How is Process Mining done?
Event logs are generated when the data is available as an export or the system access for data extraction is ready. These represent the starting point of PM and include events in the form of activities of the process instances . The effort to generate such an event log varies greatly with the type of data model. The tables are already very well structured in the example of goods movements. This only sometimes has to be the case, but it depends on the existing system and the question being considered. If a workflow management system is used, it is often possible to export an event log directly. If, on the other hand, the data is in different information systems and files, the effort is greater – especially if the times need to be clarified. A supposed event is often made up of several systems, so it is advisable to subdivide it into events for the individual systems.
Most standard tools require at least the following structure of an event log:
- Case ID – The process instance is provided with a unique ID. This is often assigned by the algorithm that creates the event log.
- Activity – The activity that is performed in this process step. For example, picking articles from a storage unit above into an order item.
- Time – The time the event ran.
In addition to these three fields, saving other key figures per activity is advisable. These include, for example, the users, the information system or the crowd. If you want to look at the time that has passed between the individual activities and how long an event lasted, you can work with the start and end times. Which data is considered depends on the questions defined in step 1. This is the data basis for further analysis and is usually presented as a table of structured data – this offers opportunities for descriptive statistics or the use of artificial intelligence.

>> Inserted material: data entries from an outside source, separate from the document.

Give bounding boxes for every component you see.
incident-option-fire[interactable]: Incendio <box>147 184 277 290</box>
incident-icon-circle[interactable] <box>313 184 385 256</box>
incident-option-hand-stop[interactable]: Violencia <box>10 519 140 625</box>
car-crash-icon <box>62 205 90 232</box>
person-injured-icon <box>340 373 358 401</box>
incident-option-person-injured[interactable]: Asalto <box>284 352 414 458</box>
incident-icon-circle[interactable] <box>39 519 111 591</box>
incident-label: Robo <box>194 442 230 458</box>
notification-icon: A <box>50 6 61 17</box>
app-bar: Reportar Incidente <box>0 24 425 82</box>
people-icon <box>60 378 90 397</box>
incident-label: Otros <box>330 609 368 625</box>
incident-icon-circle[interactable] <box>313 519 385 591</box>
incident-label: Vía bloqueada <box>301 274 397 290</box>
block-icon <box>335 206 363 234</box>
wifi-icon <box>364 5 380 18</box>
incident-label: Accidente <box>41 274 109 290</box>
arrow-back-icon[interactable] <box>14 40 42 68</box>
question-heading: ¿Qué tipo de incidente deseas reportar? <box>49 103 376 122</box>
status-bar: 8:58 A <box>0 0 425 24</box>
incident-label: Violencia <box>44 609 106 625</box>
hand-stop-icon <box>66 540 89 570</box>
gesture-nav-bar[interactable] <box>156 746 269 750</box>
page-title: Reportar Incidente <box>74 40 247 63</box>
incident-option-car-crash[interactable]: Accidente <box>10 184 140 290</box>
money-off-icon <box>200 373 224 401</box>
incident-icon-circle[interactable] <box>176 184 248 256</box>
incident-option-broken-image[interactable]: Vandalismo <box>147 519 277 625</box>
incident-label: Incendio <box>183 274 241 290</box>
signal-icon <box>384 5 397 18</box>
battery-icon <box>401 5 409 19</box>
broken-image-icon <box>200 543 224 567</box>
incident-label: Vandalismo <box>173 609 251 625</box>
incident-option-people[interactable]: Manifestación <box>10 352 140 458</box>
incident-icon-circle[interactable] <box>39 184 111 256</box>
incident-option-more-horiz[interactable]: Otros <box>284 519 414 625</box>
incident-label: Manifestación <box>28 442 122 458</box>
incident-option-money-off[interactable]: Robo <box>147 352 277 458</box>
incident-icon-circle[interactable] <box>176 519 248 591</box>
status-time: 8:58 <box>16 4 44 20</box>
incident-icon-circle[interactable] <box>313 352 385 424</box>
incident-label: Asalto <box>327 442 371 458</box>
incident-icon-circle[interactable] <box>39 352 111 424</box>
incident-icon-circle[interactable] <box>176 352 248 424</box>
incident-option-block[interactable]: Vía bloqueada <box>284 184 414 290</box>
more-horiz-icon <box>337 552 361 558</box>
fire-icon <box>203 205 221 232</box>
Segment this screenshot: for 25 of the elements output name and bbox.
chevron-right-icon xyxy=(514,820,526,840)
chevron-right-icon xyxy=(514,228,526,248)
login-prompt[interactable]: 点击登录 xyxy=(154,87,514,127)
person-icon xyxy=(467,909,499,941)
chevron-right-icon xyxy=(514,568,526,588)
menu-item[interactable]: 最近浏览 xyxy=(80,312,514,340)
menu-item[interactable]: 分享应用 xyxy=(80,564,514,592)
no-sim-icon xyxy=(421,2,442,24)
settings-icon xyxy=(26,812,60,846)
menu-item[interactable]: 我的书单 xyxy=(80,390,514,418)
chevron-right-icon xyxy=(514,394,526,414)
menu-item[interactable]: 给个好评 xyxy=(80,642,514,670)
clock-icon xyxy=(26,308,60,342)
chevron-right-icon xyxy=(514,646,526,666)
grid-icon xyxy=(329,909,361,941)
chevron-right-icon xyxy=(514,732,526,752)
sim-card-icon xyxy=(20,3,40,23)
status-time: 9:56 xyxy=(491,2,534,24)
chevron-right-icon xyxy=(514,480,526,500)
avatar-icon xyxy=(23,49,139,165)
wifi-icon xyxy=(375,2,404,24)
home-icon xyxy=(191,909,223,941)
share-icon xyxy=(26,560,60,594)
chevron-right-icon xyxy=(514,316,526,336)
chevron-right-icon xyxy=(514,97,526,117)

Results are now showing. The structured process data (the event log) can be analyzed with free applications. The basic functionality of these tools is process discovery, i.e., the detection of process flows in event logs or system data. The graphical representation as a process model provides a common basis for communicating with eye-level domain experts. They give tips for improvements, eliminate possible errors and will certainly be surprised by some details – process sequences you would not have expected – or explain hidden process knowledge. There is usually a lot of feedback for data preparation in this phase. In addition, the analysts are given questions from the departments. There is a cycle of knowledge.
Automate Insight Generation
A dashboard of the most important key figures of the processes is one way to establish the results achieved in the company. Process mining goes much further. The identification of process deviations can be automated by anomaly detection. Another approach is using machine learning to answer forecasts on domain-specific questions. Using Explainable AI (XAI), the model’s decisions can be analyzed and causes identified. Both approaches are based on the data prepared as an event log.
To gain automated knowledge, automating the following preprocessing steps is necessary. The data generated can be used for forecasting and anomaly detection.